MW: Mendes e a empresa dele, a Gestifute, estão também sob observação das autoridades fiscais europeias na sequência das nossas publicações. O próprio Mendes teve de comparecer no tribunal para ser ouvido. Ele sempre negou estar envolvido nos assuntos e nos esquemas tributários dos clientes, e até agora não foi condenado. Homem de sorte.

E Cristiano Ronaldo? O que mais vos impressionou na conduta dele fora de campo?
RB:
Ronaldo é um jogador fantástico há uma década, não há dúvidas quanto a isso. Mas o comportamento dele fora de campo é mais do que questionável. As publicações do FL revelam que recebeu mais de 150 milhões de euros através de uma empresa chamada Tollin, nas Ilhas Virgens Britânicas, da qual era o principal beneficiário. Era este o seu segredo e foi isso que ele não declarou às autoridades fiscais espanholas. Agora foi condenado por um tribunal em Madrid por evasão fiscal, e teve de pagar quase 20 milhões de euros. Pode acender uma velinha e agradecer ao Senhor Todo-Poderoso por esta sentença tão leve. Na Alemanha, provavelmente iria diretamente para a cadeia. Lembre-se, Uli Hoeneß, presidente do FC Bayern de Munique, foi condenado a três anos e seis meses de prisão por evasão fiscal. E vários especialistas consideraram a sentença muito branda.
MW: Outro caso perturbador que descobrimos nos dados do FL foram as acusações de uma mulher norte-americana, que diz ter sido violada por Ronaldo no verão de 2009. Ele nega firmemente, fala de relações sexuais consentidas. É um caso criminal que agora tem de ser resolvido pelas autoridades dos Estados Unidos. Depois das nossas publicações em setembro de 2018, o Departamento da Polícia Metropolitana de Las Vegas reabriu as investigações, e é um caso em andamento.

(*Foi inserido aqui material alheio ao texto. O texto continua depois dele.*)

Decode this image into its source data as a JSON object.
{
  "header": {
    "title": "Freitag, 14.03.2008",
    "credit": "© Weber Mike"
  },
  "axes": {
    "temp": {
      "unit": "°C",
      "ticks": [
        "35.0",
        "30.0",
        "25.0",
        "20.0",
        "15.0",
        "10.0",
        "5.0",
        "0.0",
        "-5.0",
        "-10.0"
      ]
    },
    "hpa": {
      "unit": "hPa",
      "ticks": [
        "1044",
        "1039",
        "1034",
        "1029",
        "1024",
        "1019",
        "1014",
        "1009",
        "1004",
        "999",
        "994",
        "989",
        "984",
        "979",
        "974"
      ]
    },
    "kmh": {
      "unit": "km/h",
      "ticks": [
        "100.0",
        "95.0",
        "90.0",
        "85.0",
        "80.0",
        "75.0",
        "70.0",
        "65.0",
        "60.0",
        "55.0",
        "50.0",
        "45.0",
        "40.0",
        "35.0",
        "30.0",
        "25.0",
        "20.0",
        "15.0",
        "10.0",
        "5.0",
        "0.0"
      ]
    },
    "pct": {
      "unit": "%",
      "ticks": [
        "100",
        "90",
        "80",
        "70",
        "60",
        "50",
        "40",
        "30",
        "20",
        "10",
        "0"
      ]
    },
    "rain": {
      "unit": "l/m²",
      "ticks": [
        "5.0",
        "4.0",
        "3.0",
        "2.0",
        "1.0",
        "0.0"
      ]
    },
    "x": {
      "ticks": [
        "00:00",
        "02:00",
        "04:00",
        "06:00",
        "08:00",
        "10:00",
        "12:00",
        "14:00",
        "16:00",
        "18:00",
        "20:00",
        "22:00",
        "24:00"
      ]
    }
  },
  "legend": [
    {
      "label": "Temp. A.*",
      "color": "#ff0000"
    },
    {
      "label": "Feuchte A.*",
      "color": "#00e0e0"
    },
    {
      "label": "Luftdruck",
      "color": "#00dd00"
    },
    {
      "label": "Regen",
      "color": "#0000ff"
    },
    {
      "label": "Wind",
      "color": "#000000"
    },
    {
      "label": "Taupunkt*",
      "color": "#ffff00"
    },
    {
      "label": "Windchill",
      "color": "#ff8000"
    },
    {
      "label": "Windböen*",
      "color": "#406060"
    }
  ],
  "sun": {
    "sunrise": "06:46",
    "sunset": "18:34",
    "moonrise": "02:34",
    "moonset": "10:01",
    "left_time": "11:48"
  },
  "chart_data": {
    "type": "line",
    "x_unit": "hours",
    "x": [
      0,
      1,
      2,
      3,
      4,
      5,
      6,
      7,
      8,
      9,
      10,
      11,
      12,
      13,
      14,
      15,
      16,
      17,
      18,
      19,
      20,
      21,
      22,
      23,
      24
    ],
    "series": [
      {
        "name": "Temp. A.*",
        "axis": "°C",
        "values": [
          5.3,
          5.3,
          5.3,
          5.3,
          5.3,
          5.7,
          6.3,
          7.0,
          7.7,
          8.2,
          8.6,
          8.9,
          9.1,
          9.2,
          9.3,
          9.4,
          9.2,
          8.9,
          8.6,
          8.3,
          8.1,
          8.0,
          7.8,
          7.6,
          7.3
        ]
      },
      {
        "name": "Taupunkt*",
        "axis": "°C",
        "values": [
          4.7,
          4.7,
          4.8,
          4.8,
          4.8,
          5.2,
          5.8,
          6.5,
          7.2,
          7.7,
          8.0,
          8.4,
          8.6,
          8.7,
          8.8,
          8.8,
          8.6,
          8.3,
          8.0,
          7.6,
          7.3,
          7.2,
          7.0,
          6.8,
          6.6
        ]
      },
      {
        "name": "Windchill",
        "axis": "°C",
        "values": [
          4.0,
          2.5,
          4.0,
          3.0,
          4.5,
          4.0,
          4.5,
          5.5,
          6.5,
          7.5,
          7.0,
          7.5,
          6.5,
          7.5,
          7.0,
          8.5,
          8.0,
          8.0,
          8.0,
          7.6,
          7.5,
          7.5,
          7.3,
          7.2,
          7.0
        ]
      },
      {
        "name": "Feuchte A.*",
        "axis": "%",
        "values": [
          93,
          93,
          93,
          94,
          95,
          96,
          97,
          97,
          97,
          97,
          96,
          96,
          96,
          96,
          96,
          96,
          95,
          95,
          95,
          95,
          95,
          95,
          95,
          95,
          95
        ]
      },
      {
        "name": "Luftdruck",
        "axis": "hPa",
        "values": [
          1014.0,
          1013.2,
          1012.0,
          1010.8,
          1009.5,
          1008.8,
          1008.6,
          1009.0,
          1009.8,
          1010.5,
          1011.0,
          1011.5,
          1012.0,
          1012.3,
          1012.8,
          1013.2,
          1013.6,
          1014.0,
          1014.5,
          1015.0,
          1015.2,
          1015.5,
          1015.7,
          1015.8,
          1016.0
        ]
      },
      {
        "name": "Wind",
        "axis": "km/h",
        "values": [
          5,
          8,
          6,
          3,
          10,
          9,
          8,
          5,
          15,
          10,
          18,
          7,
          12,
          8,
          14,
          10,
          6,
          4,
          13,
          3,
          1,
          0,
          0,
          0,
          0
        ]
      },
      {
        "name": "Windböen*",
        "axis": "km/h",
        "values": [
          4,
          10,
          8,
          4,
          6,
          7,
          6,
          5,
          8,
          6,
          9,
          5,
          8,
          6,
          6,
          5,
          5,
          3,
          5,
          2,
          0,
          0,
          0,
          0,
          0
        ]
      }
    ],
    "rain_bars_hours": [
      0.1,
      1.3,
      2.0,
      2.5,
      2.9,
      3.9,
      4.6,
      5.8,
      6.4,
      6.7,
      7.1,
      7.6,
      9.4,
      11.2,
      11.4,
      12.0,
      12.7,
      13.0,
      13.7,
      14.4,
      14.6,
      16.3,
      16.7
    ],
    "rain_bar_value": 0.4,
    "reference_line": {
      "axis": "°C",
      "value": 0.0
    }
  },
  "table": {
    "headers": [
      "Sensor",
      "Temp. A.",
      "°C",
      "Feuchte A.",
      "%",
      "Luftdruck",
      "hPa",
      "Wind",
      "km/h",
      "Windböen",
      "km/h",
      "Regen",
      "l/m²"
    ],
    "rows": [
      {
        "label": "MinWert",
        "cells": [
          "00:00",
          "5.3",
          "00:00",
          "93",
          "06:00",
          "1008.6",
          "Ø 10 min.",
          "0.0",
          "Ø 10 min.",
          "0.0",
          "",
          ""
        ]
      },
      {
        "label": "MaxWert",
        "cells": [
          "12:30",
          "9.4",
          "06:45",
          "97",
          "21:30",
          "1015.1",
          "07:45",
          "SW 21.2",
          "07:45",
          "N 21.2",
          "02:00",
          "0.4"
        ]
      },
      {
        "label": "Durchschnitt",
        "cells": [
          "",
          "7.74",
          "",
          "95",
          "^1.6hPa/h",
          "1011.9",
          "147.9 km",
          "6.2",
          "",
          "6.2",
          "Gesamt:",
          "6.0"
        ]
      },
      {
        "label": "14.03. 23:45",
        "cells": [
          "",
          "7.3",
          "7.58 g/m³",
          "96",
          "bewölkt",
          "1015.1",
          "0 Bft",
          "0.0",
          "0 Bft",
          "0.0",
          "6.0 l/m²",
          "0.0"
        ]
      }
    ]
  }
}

Estão já a planear o segundo livro. Vai incluir informação sobre a revelação da identidade de Rui Pinto e a respetiva prisão?
MW:
Estamos a trabalhar nisso agora e, claro, vamos cobrir tudo o que está a acontecer com o Rui Pinto. Ele nega as acusações das autoridades portuguesas, de ser um hacker e de ter tentado chantagear a Doyen [agência desportiva]. Ele tem medo de não conseguir um julgamento justo em Portugal e, juntamente com os seus advogados, está a lutar contra a extradição.
RB: No verão de 2018, alguns meses antes da prisão, o Rui Pinto já havia abordado as autoridades fiscais francesas para cooperar como whistleblower. Está preparado para enviar todos os documentos às autoridades francesas, que os partilhariam através da Eurojust [agência judicial europeia] com outras entidades europeias. Juntos querem combater o crime financeiro na União Europeia, com base nos dados do FL. O caso de Rui Pinto é politicamente explosivo. Será que vai conseguir evitar a extradição e poder apoiar as autoridades europeias a detetar casos de crimes graves em vários países, Portugal incluído?

Tem havido pressões no sentido de controlar o que vão publicar no segundo livro?
MW:
Não. Sentimo-nos totalmente livres para publicar o que quisermos.